However, the regulations will ban all except very small ground-mounted solar arrays (100 kilowatts or less) in the two highest-quality classes of farmland or in designated specialty crop areas.
“We think our best agricultural land should be preserved for the purpose of agriculture,” Smitherman said.
Solar farms of up to 500 megawatts will be allowed on about 2,400 hectares of slightly lower quality class 3 lands as part of projects that have already seen significant investment, Smitherman added.
The Ontario Power Authority will start taking applications on Oct. 1, 2009, and expects to sign the first contracts in early December.

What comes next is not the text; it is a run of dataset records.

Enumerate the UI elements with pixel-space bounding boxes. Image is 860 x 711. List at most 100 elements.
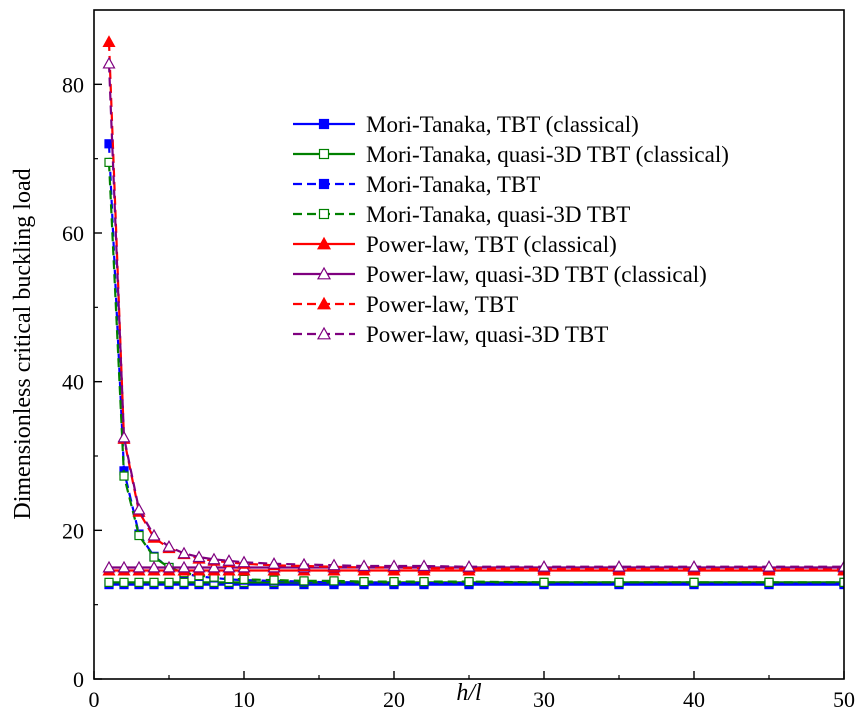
- data-point: [134, 530, 144, 541]
- data-point: [464, 577, 474, 587]
- data-point: [102, 560, 116, 573]
- data-point: [269, 575, 279, 585]
- legend: Mori-Tanaka, TBT (classical) Mori-Tanaka,…: [293, 112, 729, 347]
- y-tick-label: 20: [62, 518, 84, 543]
- data-point: [764, 577, 774, 587]
- legend-marker: [316, 266, 332, 280]
- data-point: [359, 577, 369, 587]
- data-point: [102, 35, 116, 47]
- legend-item: Power-law, quasi-3D TBT (classical): [293, 262, 707, 287]
- data-point: [119, 577, 129, 587]
- legend-label: Power-law, quasi-3D TBT (classical): [366, 262, 707, 287]
- data-point: [419, 577, 429, 587]
- data-point: [687, 560, 701, 572]
- data-point: [237, 555, 251, 568]
- data-point: [389, 577, 399, 587]
- data-point: [462, 560, 476, 572]
- legend-label: Mori-Tanaka, quasi-3D TBT: [366, 202, 630, 227]
- data-point: [117, 430, 131, 443]
- data-point: [162, 560, 176, 573]
- legend-marker: [318, 178, 330, 190]
- series-line: [107, 41, 844, 571]
- legend-item: Mori-Tanaka, TBT (classical): [293, 112, 639, 137]
- data-point: [102, 56, 116, 69]
- y-axis-title: Dimensionless critical buckling load: [10, 168, 36, 519]
- legend-item: Mori-Tanaka, quasi-3D TBT (classical): [293, 142, 729, 167]
- series-layer: [102, 35, 844, 590]
- legend-label: Mori-Tanaka, quasi-3D TBT (classical): [366, 142, 729, 167]
- legend-marker: [318, 118, 330, 130]
- data-point: [147, 528, 161, 541]
- y-tick-label: 60: [62, 221, 84, 246]
- legend-item: Mori-Tanaka, TBT: [293, 172, 540, 197]
- data-point: [329, 576, 339, 586]
- data-point: [177, 546, 191, 559]
- x-tick-label: 20: [383, 687, 405, 711]
- series-line: [107, 63, 844, 568]
- ticks-layer: 0 10 20 30 40 50 0 20 40 60 80: [62, 72, 855, 711]
- x-tick-label: 0: [89, 687, 100, 711]
- legend-item: Power-law, TBT (classical): [293, 232, 617, 257]
- data-point: [149, 552, 159, 562]
- x-tick-label: 10: [233, 687, 255, 711]
- y-tick-label: 40: [62, 370, 84, 395]
- data-point: [207, 552, 221, 565]
- data-point: [104, 157, 114, 167]
- legend-label: Mori-Tanaka, TBT (classical): [366, 112, 639, 137]
- data-point: [614, 577, 624, 587]
- legend-marker: [316, 326, 332, 340]
- y-tick-label: 80: [62, 72, 84, 97]
- data-point: [299, 576, 309, 586]
- data-point: [222, 554, 236, 566]
- data-point: [539, 577, 549, 587]
- data-point: [132, 502, 146, 515]
- data-point: [297, 557, 311, 570]
- data-point: [762, 560, 776, 572]
- data-point: [612, 560, 626, 572]
- data-point: [119, 471, 129, 481]
- x-axis-title: h/l: [456, 680, 482, 706]
- data-point: [357, 559, 371, 572]
- legend-marker: [318, 208, 330, 220]
- data-point: [192, 560, 206, 573]
- data-point: [224, 574, 234, 584]
- legend-marker: [316, 236, 332, 250]
- x-tick-label: 40: [683, 687, 705, 711]
- data-point: [387, 559, 401, 572]
- data-point: [147, 560, 161, 573]
- data-point: [839, 577, 844, 587]
- data-point: [192, 550, 206, 563]
- legend-item: Mori-Tanaka, quasi-3D TBT: [293, 202, 630, 227]
- data-point: [149, 577, 159, 587]
- series-8: [102, 56, 844, 572]
- data-point: [104, 577, 114, 587]
- legend-label: Power-law, quasi-3D TBT: [366, 322, 608, 347]
- data-point: [689, 577, 699, 587]
- data-point: [417, 559, 431, 572]
- data-point: [164, 577, 174, 587]
- data-point: [179, 577, 189, 587]
- legend-marker: [316, 296, 332, 310]
- data-point: [837, 560, 844, 572]
- y-tick-label: 0: [73, 667, 84, 692]
- data-point: [162, 539, 176, 552]
- data-point: [207, 560, 221, 573]
- legend-item: Power-law, quasi-3D TBT: [293, 322, 608, 347]
- legend-item: Power-law, TBT: [293, 292, 518, 317]
- x-tick-label: 30: [533, 687, 555, 711]
- data-point: [132, 560, 146, 573]
- data-point: [537, 560, 551, 572]
- x-tick-label: 50: [833, 687, 855, 711]
- legend-label: Power-law, TBT (classical): [366, 232, 617, 257]
- legend-marker: [318, 148, 330, 160]
- series-line: [107, 162, 844, 584]
- legend-label: Power-law, TBT: [366, 292, 518, 317]
- data-point: [117, 560, 131, 573]
- data-point: [267, 557, 281, 569]
- legend-label: Mori-Tanaka, TBT: [366, 172, 540, 197]
- data-point: [134, 577, 144, 587]
- data-point: [239, 574, 249, 584]
- data-point: [327, 558, 341, 571]
- data-point: [177, 560, 191, 573]
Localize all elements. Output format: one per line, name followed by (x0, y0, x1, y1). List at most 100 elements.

According to the Ontario Sustainable Energy Association, which represents and supports community-based renewable power projects, similar programs have been successful in various European countries and have even been adopted in regions of China and India.
Kristopher Stevens, the association’s executive director, said in a statement that the Ontario program provides “great incentives” for green energy projects, while streamlined regulations remove existing barriers.
Ontario content for wind, solar to rise
However, the group was disappointed in the rules regarding Ontario content for wind turbines and solar panels.
“The 25 per cent is only expected to promote local construction jobs and transmission components, not the turbines themselves as hoped,” it said in a news release.
The government said it plans to boost Ontario content requirements to 60 per cent for solar on Jan. 1, 2011, and 50 per cent for wind on Jan. 1, 2012.
McGuinty also faced questions Thursday about whether the new rules would hurt federal government efforts to fight the U.S. ‘Buy American’ policy. That policy requires public works projects funded by the U.S. federal stimulus package to use only U.S.-made iron and steel. The premier responded that there was no comparison.
“They are permitting zero per cent Ontario content. In one case here in Ontario, we would permit up to 75 per cent U.S. content,” he said. “We’re not saying we’re going to do everything, but we are going to lay claim to a significant portion of the work and the jobs that are going to be made available to us because of this legislation.”